The housing market is responding promptly to the change https://thebossmagazine.com/multigenerational-housing/
There are many clear benefits to this sort of housing arrangement. First, for a country like Canada with a significant aging population, elder care can be a major concern. Being able to live with elderly parents can ensure their safety and care without excessive cost. Similarly, for those with young children, having grandparents there to care for them saves time and significant resources, and also allows for the generations to bond in a way that they might not be able to otherwise. Of course, young people benefit too – for millennials or Gen Z in an unforgiving housing market, living at home is at times the only viable option.
In addition to the financial factor, socially, multi-generational housing is not new. In many cultures, multigenerational housing is the norm. This allows for a closer knit family and support system. For the elderly, they were able to receive support and companionship. For the young, they receive care and training in their family traditions, customs and practices. Socially, multi-generational housing ties together generations that may not otherwise interact and in the process, offers individuals a sense of belonging through enculturation. Similarly, many immigrants carry these customs with them to Canada.

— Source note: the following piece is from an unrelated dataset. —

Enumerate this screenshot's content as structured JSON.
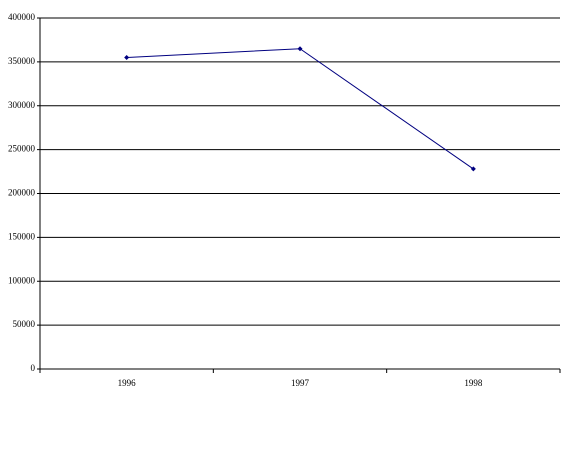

So, what does this rise in multi-generational housing, with its many implications, mean for Canadians unaccustomed to this practice? First and foremost, it forces us to reconsider the existing notion of success. In a culture that promotes independence as a reflection of success, individuals who are unable to meet these goals must re-examine where they come from, and most importantly, whether these goals are compatible with our current financial realities. For millennials, this is especially prevalent as financial independence can seem further and further away. Secondly, we should question the policies in place that keep housing costs high and availability scarce. If individuals wish to live multi-generationally, they should feel free to. However, to have to share living space with several other generations should not be a requirement to living in Canada. And thirdly, the rise in multi-generational housing is really indicative of many social changes, such as the rise in housing costs; the financial burden of independence; unlivable wages; immigration; the rising cost of childcare; an aging population, and more. Ultimately, our collective response to these changes is telling of the never-ending human capacity to adapt and improvise.